Healthy feet are essential for overall good health, no matter your age, fitness level or physical challenges. For people with diabetes, however, taking care of their feet is especially vital. More than 60 percent of all non-traumatic lower-limb amputations worldwide are related to complications from the disease, according to the American Diabetes Association.
A recent study by the American Podiatric Medical Association (APMA) indicates Hispanics with diabetes are particularly in danger since more than 90 percent of those with the disease or at risk for it have never seen a podiatrist as part of their health care.
“Regardless of ethnicity, foot ulcers and infections are the leading cause of hospitalization among people with diabetes, but most of those problems are largely preventable,” says Dr. Joseph Caporusso, a podiatrist and president of the APMA. It’s important for those with the disease to ‘knock their socks off’ and receive regular foot exams by today’s podiatrists.”
While ulcers – open sores on the foot – are the most common diabetes-related foot problem, several others are also serious and prevalent, including neuropathy, skin changes, calluses, poor circulation and infection.
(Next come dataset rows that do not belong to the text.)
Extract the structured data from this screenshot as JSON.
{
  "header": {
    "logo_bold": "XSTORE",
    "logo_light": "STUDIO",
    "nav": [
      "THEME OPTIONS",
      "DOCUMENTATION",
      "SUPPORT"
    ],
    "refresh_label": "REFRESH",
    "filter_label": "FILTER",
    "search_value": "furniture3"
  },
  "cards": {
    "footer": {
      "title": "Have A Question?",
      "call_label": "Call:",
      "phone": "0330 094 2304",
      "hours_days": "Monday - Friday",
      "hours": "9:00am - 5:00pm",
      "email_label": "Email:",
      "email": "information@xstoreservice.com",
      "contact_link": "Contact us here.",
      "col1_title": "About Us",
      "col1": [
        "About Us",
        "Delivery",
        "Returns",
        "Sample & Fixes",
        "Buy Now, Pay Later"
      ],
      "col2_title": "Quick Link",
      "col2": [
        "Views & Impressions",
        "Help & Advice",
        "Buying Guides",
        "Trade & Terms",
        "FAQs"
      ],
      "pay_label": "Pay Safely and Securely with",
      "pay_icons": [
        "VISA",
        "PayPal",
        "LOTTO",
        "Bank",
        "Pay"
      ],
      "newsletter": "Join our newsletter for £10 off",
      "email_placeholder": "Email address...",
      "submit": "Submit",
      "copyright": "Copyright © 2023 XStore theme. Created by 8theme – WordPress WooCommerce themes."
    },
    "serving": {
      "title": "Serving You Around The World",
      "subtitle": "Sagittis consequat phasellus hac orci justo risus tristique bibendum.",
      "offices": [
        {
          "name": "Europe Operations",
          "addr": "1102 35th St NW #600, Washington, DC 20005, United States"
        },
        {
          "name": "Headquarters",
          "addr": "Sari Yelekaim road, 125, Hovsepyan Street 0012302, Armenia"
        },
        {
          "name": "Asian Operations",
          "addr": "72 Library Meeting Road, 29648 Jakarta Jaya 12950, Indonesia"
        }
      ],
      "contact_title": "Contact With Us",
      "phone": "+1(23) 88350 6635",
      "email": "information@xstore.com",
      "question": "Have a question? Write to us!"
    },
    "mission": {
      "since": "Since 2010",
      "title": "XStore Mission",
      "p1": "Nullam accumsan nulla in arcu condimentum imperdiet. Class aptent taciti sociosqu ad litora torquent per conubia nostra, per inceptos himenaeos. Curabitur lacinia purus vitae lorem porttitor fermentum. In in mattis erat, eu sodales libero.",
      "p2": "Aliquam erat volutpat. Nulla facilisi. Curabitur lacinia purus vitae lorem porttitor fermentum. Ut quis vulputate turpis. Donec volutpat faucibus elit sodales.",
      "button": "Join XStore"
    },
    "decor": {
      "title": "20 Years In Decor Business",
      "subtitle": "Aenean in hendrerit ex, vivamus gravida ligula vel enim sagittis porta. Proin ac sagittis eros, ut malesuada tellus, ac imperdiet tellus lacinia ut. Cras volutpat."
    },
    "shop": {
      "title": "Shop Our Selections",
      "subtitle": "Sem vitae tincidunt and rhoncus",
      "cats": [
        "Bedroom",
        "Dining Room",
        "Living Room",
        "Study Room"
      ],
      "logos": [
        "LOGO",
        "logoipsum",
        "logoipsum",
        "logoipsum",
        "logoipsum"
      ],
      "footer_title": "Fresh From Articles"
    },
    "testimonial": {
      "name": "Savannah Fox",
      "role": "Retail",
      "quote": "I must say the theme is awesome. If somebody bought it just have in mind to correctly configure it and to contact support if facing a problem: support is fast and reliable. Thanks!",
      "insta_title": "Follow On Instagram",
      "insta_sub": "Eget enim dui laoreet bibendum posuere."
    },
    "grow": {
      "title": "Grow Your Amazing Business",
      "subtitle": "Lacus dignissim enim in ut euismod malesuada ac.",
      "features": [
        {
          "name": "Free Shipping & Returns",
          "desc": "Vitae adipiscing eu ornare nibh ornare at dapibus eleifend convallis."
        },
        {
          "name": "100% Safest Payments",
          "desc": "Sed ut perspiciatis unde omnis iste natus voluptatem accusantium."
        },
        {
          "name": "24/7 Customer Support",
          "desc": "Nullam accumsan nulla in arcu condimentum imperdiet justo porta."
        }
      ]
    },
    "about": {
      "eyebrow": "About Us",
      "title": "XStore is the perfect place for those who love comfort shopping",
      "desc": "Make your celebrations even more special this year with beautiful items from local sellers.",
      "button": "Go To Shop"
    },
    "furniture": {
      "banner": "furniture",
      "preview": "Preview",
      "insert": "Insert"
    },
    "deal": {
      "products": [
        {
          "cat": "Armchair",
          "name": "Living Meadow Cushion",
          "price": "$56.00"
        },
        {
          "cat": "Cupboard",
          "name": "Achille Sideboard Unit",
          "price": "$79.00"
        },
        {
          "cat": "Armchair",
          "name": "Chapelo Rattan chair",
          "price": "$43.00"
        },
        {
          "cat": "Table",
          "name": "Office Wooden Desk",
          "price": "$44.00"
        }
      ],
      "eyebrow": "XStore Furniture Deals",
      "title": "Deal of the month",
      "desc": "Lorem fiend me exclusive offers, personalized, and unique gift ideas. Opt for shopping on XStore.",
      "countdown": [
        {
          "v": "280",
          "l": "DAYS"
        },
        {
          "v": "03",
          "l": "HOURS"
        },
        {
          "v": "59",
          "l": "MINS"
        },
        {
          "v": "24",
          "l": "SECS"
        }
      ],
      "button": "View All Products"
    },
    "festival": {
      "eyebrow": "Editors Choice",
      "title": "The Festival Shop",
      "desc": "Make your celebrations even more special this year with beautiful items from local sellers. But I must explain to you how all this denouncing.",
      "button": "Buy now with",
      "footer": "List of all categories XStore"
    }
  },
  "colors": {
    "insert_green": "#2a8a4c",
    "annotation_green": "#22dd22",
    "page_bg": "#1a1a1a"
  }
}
The nerve damage that diabetes causes may mean a person with an ulcer or injury may be unaware of it until it becomes infected. Infection can lead to partial or full amputation of the foot or lower leg.
The good news is, regular care from a podiatrist can help reduce amputation rates between 45 and 85 percent, the APMA says.
People with diabetes need to inspect their feet daily and be vigilant for warning signs of ulcers, including irritation, redness, cracked or dry skin (especially around the heels) or drainage on their socks.
Although ulcers can occur anywhere on the foot or ankle, they are typically found on pressure points on the foot, like the ball of the foot or bottom of the big toe. If you discover an ulcer or have any symptoms, see a podiatrist immediately. In many cases, the foot can be saved with early treatment.
In addition to examining your feet every day, and keeping your blood glucose in your target range, make sure to follow these foot health tips:
* Discuss your diabetes and the risks with your family. Diabetes can be hereditary, so talk to your family members about monitoring blood sugar and foot health.
* Never go barefoot. Always protect your feet with the proper footwear and make sure both socks and shoes are comfortable and fit well.
* Trim toenails straight across, and never cut the cuticles. Seek immediate treatment for ingrown toenails, as they can lead to serious infection.
* Keep your feet elevated while sitting.
* Wiggle toes and move your feet and ankles up and down for five minute sessions throughout the day.
“Successfully managing diabetes is a team effort, and today’s podiatrist is an integral player on that team,” Caporusso says.